LES RELIEFS : Après Ucello, Piero di Cosimo, Masaccio, Vinci, Poussin, Dürer, c'est à Titien que René Vidal a décidé de rendre hommage. Son choix c'est porté, pour commencer, sur la Vénus d’Urbino commandée au peintre vénitien en 1538 par Guidobaldo delle Rovere, duc d'Urbino. Les contours de la déesse, comme tracés au feutre noir sont en bois reconstitué peint. La Vénus de René Vidal dont les courbes possèdent un charme sensuel indéniable n'a rien a envier à celle de Titien. Celle à qui les romains consacraient le mois d'avril -époque où se manifeste dans toute la nature le renouveau de l'amour -semble inviter le spectateur à partager son lit d'affiches rapportées d'Italie où dominent les bleus opalescents, les rouges sang et les jaunes dorés chers à Titien. En dépit du caractère très privé de la scène, René Vidal a su conserver le genre de la peinture d'inspiration érotique -qui place le spectateur au rang de voyeur -sans toutefois tomber dans la représentation crue du nu féminin, comme il l’avait pu le faire auparavant avec des oeuvres comme Bataille de 1973 ou encore Odalisque de 1994.
Dans un second temps, René Vidal a ramené de son séjour à Naples, le souvenir quasi palpable du chef d'oeuvre de Titien dans l'art du clair-obscur et dans l'harmonie parfaite des demi-tons, Danaé (1545/46, musée Capodimonte, Naples) exécutée pour le compte du duc Ottavio Farnèse. Menacée par un oracle de mettre au monde un fils qui tuerait son grand-père, Danaé fut enfermée par son père Acrisios, roi d'Argos, dans une tour d'airain. Zeus, qui l'aimait en secret, pénétra dans le cachot en se métamorphosant en pluie d'or et séduisit la jeune fille. De cette union enchantée naquit le héros Persée. Courroucé, Acrisios fit exposer sa fille et l'enfant dans un coffre, qu'il abandonna aux flots. Tous deux échouèrent dans l'île de Sériphos, où régnait Polydectès ; ce tyran essaya d'obtenir les faveurs de celle qu'il avait recueillie mais Persée délivra sa mère et parti pour Argos où, sans le savoir, il réalisa les prédilections de l'oracle.
Le talent de René Vidal réside dans cette union du passé et du présent. Avec des formes simples, des contours lisses, il exprime, dans ces sculptures-collages, plus grandes que nature, toute la sensualité et la vitalité du nu féminin héritées de Titien.

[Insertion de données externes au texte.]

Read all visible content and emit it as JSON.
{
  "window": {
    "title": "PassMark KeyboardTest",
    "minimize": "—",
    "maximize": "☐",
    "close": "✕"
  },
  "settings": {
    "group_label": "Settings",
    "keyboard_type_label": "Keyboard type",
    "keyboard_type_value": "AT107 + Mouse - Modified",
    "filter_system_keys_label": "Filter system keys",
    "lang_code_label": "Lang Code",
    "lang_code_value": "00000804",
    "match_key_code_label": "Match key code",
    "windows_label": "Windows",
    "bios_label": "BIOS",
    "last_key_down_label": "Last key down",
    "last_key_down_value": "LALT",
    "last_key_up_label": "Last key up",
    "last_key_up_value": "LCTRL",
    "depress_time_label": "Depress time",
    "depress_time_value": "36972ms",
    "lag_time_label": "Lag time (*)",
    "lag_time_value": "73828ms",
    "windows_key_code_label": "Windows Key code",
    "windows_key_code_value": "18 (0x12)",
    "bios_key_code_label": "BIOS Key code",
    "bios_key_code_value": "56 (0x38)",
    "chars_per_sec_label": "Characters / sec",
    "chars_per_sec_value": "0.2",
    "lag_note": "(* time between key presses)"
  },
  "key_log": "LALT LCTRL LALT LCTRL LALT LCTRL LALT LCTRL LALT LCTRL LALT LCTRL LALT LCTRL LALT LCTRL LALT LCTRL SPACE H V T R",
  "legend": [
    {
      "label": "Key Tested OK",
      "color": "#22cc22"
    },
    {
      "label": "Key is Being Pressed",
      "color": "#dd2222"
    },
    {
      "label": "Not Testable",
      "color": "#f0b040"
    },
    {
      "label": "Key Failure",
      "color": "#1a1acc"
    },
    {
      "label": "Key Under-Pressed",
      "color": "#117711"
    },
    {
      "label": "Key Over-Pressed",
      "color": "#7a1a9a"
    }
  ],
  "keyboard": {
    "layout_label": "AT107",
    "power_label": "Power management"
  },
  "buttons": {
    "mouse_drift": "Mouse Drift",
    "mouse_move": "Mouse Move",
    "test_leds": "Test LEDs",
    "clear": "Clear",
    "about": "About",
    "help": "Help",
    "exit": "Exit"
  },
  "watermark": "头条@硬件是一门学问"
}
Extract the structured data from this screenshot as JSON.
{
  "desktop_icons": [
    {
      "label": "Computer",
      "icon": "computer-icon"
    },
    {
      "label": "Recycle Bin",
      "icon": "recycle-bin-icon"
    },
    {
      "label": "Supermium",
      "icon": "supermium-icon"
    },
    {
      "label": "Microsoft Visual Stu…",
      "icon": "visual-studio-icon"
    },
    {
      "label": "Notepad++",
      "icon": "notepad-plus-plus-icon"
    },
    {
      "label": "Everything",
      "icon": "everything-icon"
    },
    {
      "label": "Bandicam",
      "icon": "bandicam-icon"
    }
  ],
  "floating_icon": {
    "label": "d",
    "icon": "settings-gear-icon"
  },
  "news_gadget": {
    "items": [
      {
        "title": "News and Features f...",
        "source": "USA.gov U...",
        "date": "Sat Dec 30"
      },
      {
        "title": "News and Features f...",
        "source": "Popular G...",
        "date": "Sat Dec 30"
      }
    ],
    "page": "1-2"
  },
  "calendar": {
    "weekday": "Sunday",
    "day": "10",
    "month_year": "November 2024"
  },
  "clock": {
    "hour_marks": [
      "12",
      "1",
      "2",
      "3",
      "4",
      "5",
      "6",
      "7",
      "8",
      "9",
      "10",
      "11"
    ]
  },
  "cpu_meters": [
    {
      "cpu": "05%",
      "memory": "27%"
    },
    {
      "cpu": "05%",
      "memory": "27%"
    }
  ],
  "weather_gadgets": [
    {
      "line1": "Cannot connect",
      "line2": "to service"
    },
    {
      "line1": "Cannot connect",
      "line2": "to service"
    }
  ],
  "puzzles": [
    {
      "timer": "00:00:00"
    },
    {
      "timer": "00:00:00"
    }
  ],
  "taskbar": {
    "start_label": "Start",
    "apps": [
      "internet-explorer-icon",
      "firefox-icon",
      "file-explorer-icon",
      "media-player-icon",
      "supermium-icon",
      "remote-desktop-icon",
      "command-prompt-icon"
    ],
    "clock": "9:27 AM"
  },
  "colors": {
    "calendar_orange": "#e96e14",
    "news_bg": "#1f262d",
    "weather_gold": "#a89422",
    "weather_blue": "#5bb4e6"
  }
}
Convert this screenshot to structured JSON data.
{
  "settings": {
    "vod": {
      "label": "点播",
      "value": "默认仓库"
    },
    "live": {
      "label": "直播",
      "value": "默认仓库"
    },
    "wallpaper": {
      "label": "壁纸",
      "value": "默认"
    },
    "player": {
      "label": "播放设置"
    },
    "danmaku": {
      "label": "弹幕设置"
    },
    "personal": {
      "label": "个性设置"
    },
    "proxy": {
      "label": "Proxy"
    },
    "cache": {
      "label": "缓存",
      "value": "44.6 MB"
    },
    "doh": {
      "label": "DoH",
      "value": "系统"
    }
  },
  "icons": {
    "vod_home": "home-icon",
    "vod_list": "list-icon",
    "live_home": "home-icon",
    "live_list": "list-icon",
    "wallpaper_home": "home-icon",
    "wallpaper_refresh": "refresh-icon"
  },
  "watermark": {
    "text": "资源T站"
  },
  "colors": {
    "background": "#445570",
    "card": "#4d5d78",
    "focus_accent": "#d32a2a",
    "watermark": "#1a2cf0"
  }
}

LES COLLAGES : Peut-on parler de natures mortes telles que les peintres modernes les ont remis au goût du jour ? René Vidal, comme Cézanne avant lui, se joue des matériaux; il sculpte ses tableaux, mêlant aux fruits prédécoupés dans des filtres à café usagés (encore !) de véritables filets d'oranges / de citrons. Le tout est collé sur un fond de pages déchirées, tirées d'un dictionnaire de langue étrangère, et masquées d'une fine couche de peinture. "Avec une pomme je veux étonner Paris" a écrit Cézanne, avec ses citrons et ses ananas, dans une floraison de couleurs vives qui transfigurent les natures mortes en natures vives, René Vidal continu de nous surprendre. Les compositions sont simples, lumineuses. C'est un peu de l'ensoleillement de Naples que nous fait partager avec lui l'artiste. Le citron, largement répandu dans les natures mortes du siècle d'or, remplaçait le cierge allumé, symbole de la foi qui permet de lire les saintes écritures. Utilisé usé, il représentait la brièveté de la vie humaine. Ici, l'atmosphère chaleureux des coloris (rouge, orange, or, bleu) confère aux collages un rayonnement particulier empreint d'exotisme et de sensualité sous-jacente. La forme mamelonnée des sommets du citron, telle un sein de femme, la pulpe sucrée et savoureuse de l'ananas et ses feuilles typiquement tropicales, sont autant d'invitations au voyage (on pense à Matisse, à Gauguin) que de tentations inscrites parmi les sept péchés capitaux...
"L'orientalisme" tel que le pratique René Vidal naît d'un vécu; l'artiste rapporte de ses voyages en Italie et en Espagne des écrits et des croquis qui sont à la base de ses sculptures réalisées ultérieurement dans son atelier mourenxois, véritable caverne d'Ali Baba. René Vidal: un épicurien ? Sans aucun doute... . L'exposition, essentiellement basée sur l'exotisme et la volupté, en sera certainement une belle illustration.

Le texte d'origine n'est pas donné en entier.